Gores (segments) of the globe at the Bellerby & Co Globemakers studio, London. Photograph by Ms Cydney Cosette
Fussiness, after all, is why we’re standing here. A decade or so ago, as his father’s 80th birthday approached, Mr Bellerby embarked on a mission to find the right gift for him. “I’d bought enough ties, socks, shirts, whiskies, cigars,” he says. “They’re all great presents, but I wanted to get him an amazing present that I knew he had never owned before.” Settling on a globe was the easy part. Sourcing one proved a much harder task.

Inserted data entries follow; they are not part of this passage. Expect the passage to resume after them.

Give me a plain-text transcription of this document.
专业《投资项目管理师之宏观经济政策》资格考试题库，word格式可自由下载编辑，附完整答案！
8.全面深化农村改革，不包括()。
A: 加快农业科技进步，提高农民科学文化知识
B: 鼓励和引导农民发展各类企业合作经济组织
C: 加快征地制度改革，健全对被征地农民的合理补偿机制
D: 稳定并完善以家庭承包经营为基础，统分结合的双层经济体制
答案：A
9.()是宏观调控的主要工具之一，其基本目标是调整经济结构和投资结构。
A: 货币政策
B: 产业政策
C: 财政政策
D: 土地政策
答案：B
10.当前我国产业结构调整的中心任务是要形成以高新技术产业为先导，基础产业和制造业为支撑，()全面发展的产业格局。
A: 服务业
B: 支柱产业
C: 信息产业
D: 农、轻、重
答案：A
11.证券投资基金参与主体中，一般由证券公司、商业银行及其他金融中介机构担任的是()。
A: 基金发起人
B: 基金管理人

For starters, the globes Mr Bellerby found weren’t accurate. “Commercial globemakers are making things in big batches,” he says. “They’ll make 10,000 at once. They might take 20 or 30 years to sell. And there will be things that are 20 or 30 years out of date on that map or globe because of that time lag.” The vintage market drew a blank as well, so Mr Bellerby took matters into his own hands. “I thought I would have a go at making one,” he says. Armed with some of the tools he’d picked up property developing, a childhood of completing odd jobs around his Suffolk home and A levels in physics and maths, he set to work. But with no blueprint or books to guide him, his projected lead time of several months quickly turned into a years-long endeavour, involving an 18-month stint perfecting the complex art of goring (applying the individual map fragments to the globe with pinpoint exactitude) and a relentless search for a perfect sphere that eventually led him to a Formula 1 mould maker.
Putting together a team that would help him make Bellerby & Co a fully operational workshop was another hurdle. “When I started doing this, you couldn’t find the word bespoke or craft or handmade anywhere,” he says. “China was coming online and everything was being made cheaper and cheaper. At the beginning, it was really difficult finding people.” Nowadays he trains everyone in-house, yet that, too, is time-consuming. “For making, it’s a six to nine-month apprenticeship,” he says. “Finding people with the patience and aptitude for the job was a challenge.” He says it is getting easier now that passionate young creatives with do-what-you-love career plans are entering the workforce having rediscovered once-lost crafts.
Mr Bellerby’s pride in his team is palpable. “It shows how much talent we have in this country – and half the people upstairs are not from Britain,” he says. “We have a wonderful mix from all over Europe. It shows how much talent we have in youth. I’m actually sometimes shocked at the precision and the attention to detail that some of my team show, which I haven’t taught them. And I’m fastidious.”

An artist paints a large floor standing globe at the Bellerby & Co Globemakers studio, London. Photograph by Ms Anna Santl
Less than a decade on, he’s fine-tuned the process and each Bellerby & Co globe takes three to four months to complete. Each is made to order, including those now in MR PORTER’s growing collection. But why spend a considerable amount of money, time and effort on something that your iPhone renders redundant? Mr Bellerby acknowledges that in our location services-enabled age, a globe’s original purpose is lost, but he believes it still fulfils a practical, if somewhat romantic, function in our lives. “I use Google Maps every single day,” he says. “It helps you get from A to B. But you are never going to leaf through Google Maps and be inspired to go somewhere. There’s too much data to be inspired. You need a globe to help you in that journey. That’s the biggest difference between Google Maps and us.”
Mr Bellerby believes that a glut of mass-produced riches has contributed to a collective yearning for fewer – and better made – things. “I think we’ve just had an overdose,” he says. “You have a house full of things. And you realise they’re not actually made that well and they don’t really mean anything to you.” It’s one of the reasons he operates a by-appointment studio policy, but also welcomes anyone with an interest in what Bellerby & Co does. “So many people who purchase our globes actually come here,” he says. “There are very few products that you commission these days and that you can be so involved in the making of. There are only so many special things, unusual things, you can get your hands on. And that, for me, is paramount.”